Profitability is then determined by subtracting Indirect Costs from your Gross Margin. One measure that we recommend for assessing Profitability is Earnings before Interest, Depreciation and Amortisation (EBITDA), which can be used to compare businesses with very different funding and investment structures. Business valuers and sellers focus on this above all else, when appraising a business.
Finally, make sure that you know your business’s Break Even Point – the level of Revenues that you need to at least cover your Fixed Costs. If you are operating below that activity point, the clock is ticking on your business potentially failing.

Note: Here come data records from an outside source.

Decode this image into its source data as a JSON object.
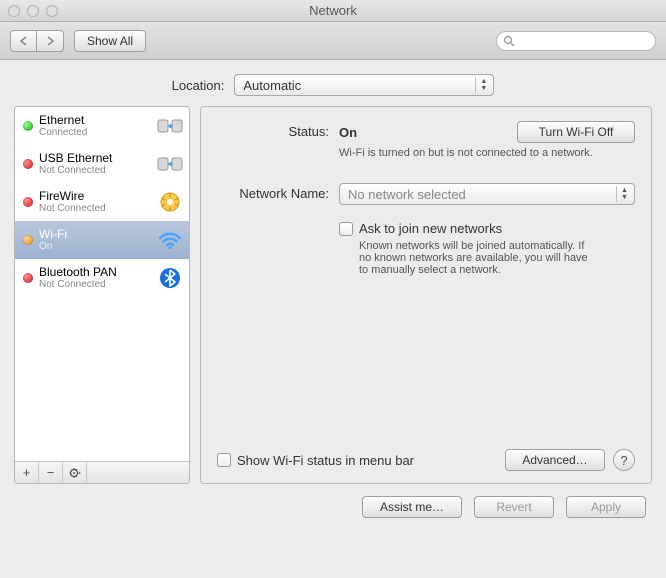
{
  "window": {
    "title": "Network"
  },
  "toolbar": {
    "show_all": "Show All",
    "search_placeholder": ""
  },
  "location": {
    "label": "Location:",
    "value": "Automatic"
  },
  "sidebar": {
    "items": [
      {
        "name": "Ethernet",
        "sub": "Connected",
        "status": "green",
        "icon": "ethernet"
      },
      {
        "name": "USB Ethernet",
        "sub": "Not Connected",
        "status": "red",
        "icon": "ethernet"
      },
      {
        "name": "FireWire",
        "sub": "Not Connected",
        "status": "red",
        "icon": "firewire"
      },
      {
        "name": "Wi-Fi",
        "sub": "On",
        "status": "orange",
        "icon": "wifi"
      },
      {
        "name": "Bluetooth PAN",
        "sub": "Not Connected",
        "status": "red",
        "icon": "bluetooth"
      }
    ],
    "selected_index": 3
  },
  "detail": {
    "status_label": "Status:",
    "status_value": "On",
    "status_sub": "Wi-Fi is turned on but is not connected to a network.",
    "toggle_button": "Turn Wi-Fi Off",
    "network_name_label": "Network Name:",
    "network_name_value": "No network selected",
    "ask_join_label": "Ask to join new networks",
    "ask_join_sub": "Known networks will be joined automatically. If no known networks are available, you will have to manually select a network.",
    "show_status_label": "Show Wi-Fi status in menu bar",
    "advanced_button": "Advanced…"
  },
  "bottom": {
    "assist": "Assist me…",
    "revert": "Revert",
    "apply": "Apply"
  }
}
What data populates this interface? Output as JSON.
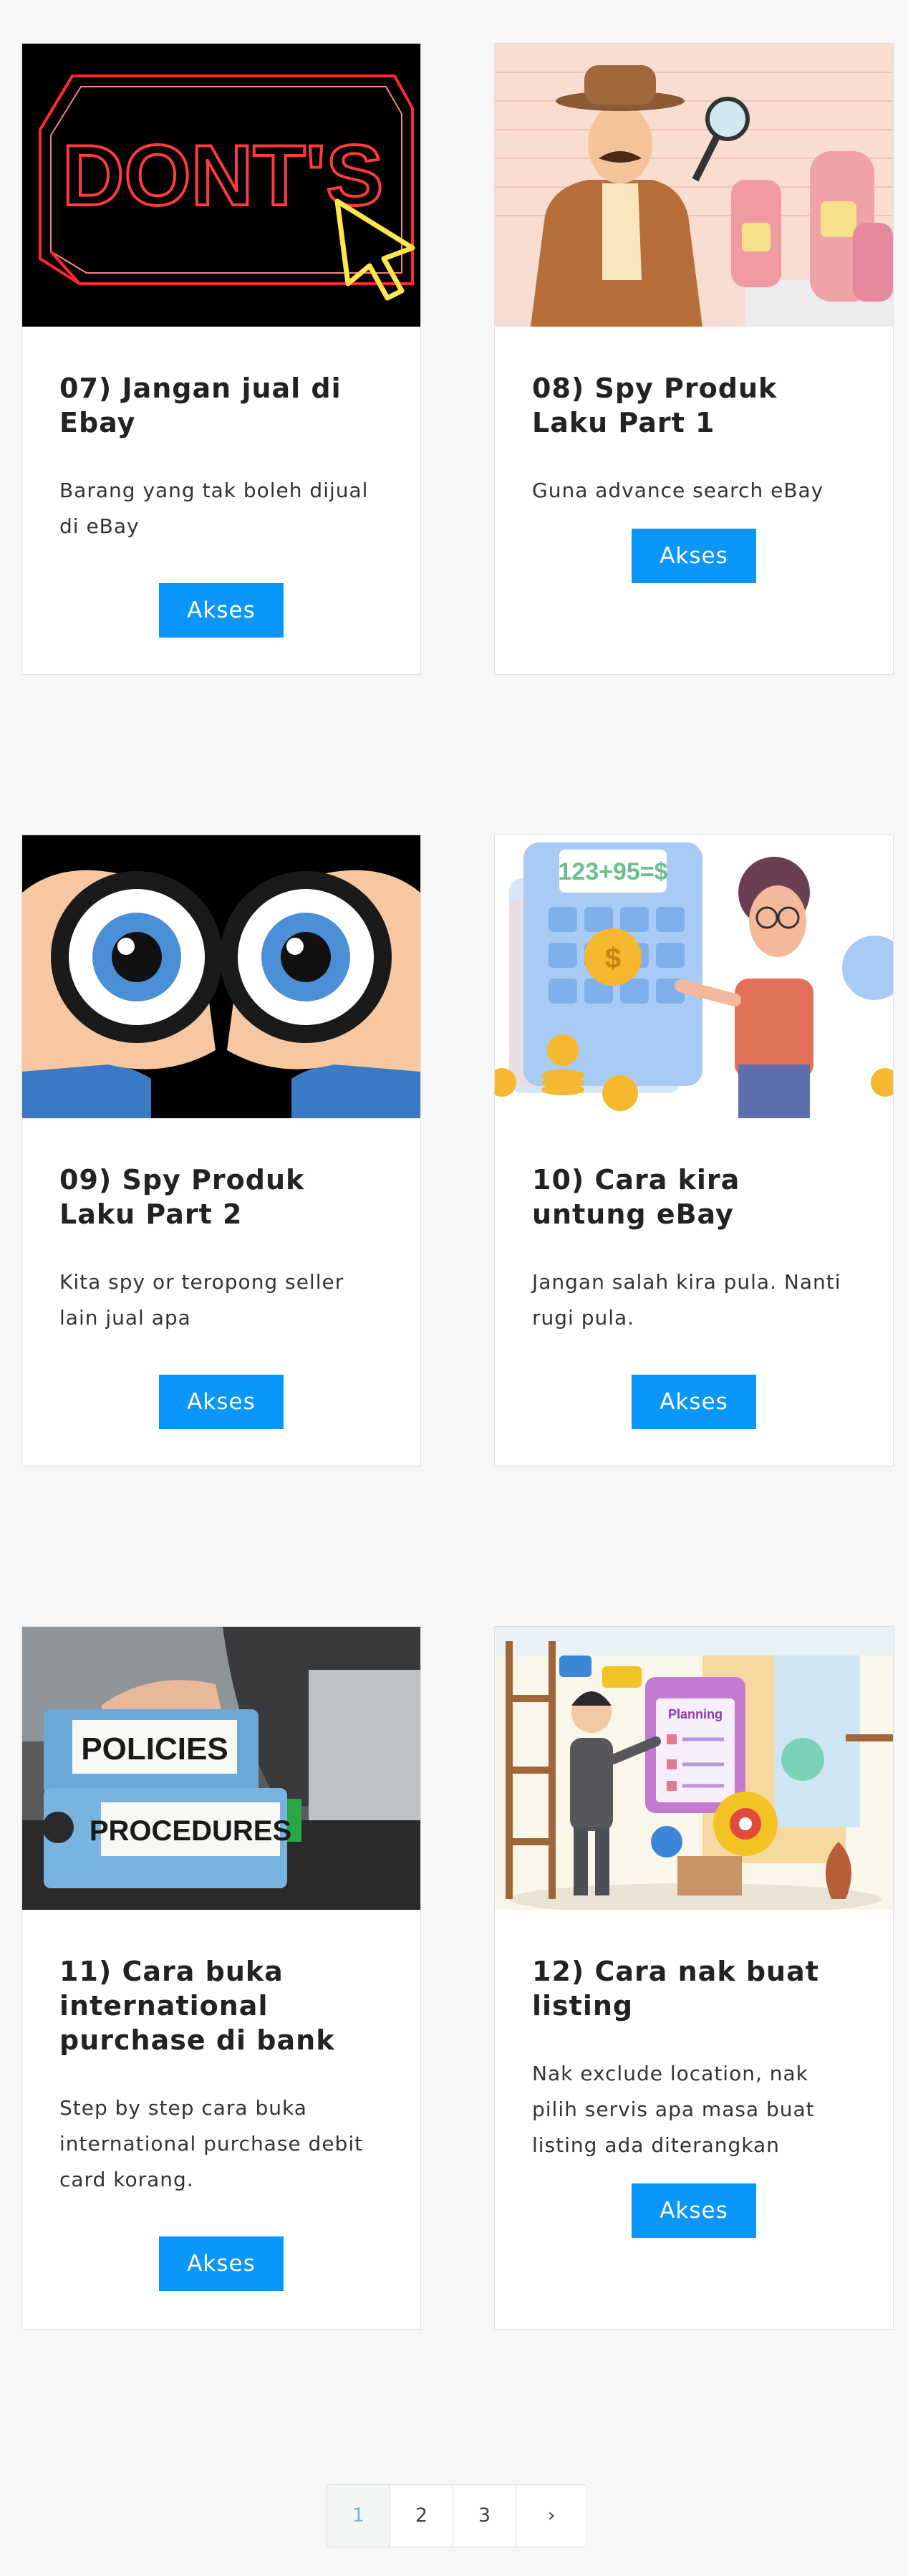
{
  "cards": [
    {
      "title": "07) Jangan jual di Ebay",
      "description": "Barang yang tak boleh dijual di eBay",
      "button_label": "Akses",
      "image_text": "DONT'S"
    },
    {
      "title": "08) Spy Produk Laku Part 1",
      "description": "Guna advance search eBay",
      "button_label": "Akses"
    },
    {
      "title": "09) Spy Produk Laku Part 2",
      "description": "Kita spy or teropong seller lain jual apa",
      "button_label": "Akses"
    },
    {
      "title": "10) Cara kira untung eBay",
      "description": "Jangan salah kira pula. Nanti rugi pula.",
      "button_label": "Akses",
      "image_text": "123+95=$"
    },
    {
      "title": "11) Cara buka international purchase di bank",
      "description": "Step by step cara buka international purchase debit card korang.",
      "button_label": "Akses",
      "image_text_1": "POLICIES",
      "image_text_2": "PROCEDURES"
    },
    {
      "title": "12) Cara nak buat listing",
      "description": "Nak exclude location, nak pilih servis apa masa buat listing ada diterangkan",
      "button_label": "Akses",
      "image_text": "Planning"
    }
  ],
  "pagination": {
    "pages": [
      "1",
      "2",
      "3"
    ],
    "current": "1",
    "next_icon": "chevron-right-icon",
    "next_glyph": "›"
  },
  "colors": {
    "accent": "#0a96fb",
    "background": "#f7f7f7",
    "active_page": "#7bb7cc"
  }
}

Your business may have other compliance requirements, eg to be audited or to lodge accounts each year with ASIC, but it definitely has to stay on top of its Taxation obligations, eg lodging Business Activity Statements and paying GST to the ATO, and lodging its annual tax return and paying business income tax. The ATO also monitors compliance with superannuation payment obligations.
We always ask our clients how they are managing those obligations and whether they have the advice and support they need from a great tax accountant – but remember that many tax specialists aren’t always sufficiently knowledgeable about broader business issues.
Finally, make sure that you don’t focus too much on complex tax minimisation strategies rather than good business practices. Healthy businesses pay their fair share of taxes over time, in our experience – and those that are in good compliance shape will not be spending scarce time on creating complex business structures, or arguing with the ATO.
Finance Performance Monitoring
Once again, its not all about your Profit and Loss:
- If you or your accountant are not regularly “reconciling” Assets and Liabilities, your Revenues and Expenses may be highly inaccurate.
- We recommend that you compare actual financial results against your Budget and / or Forecast at least monthly.
- Monitoring your Working Capital at least monthly – or even weekly – will help you deal with Cash shortages, overdue Accounts Receivable, imminent Accounts Payable and excessive (or scarce) Inventories, before they become a big problem.
- Start learning more about Gross Margin and EBITDA, and how you can use those measures over time to better plan and assess your business, and make it healthier and more valuable.
- Stay on top of Taxation and other compliance, and make sure that your accountant is giving you the support you really need.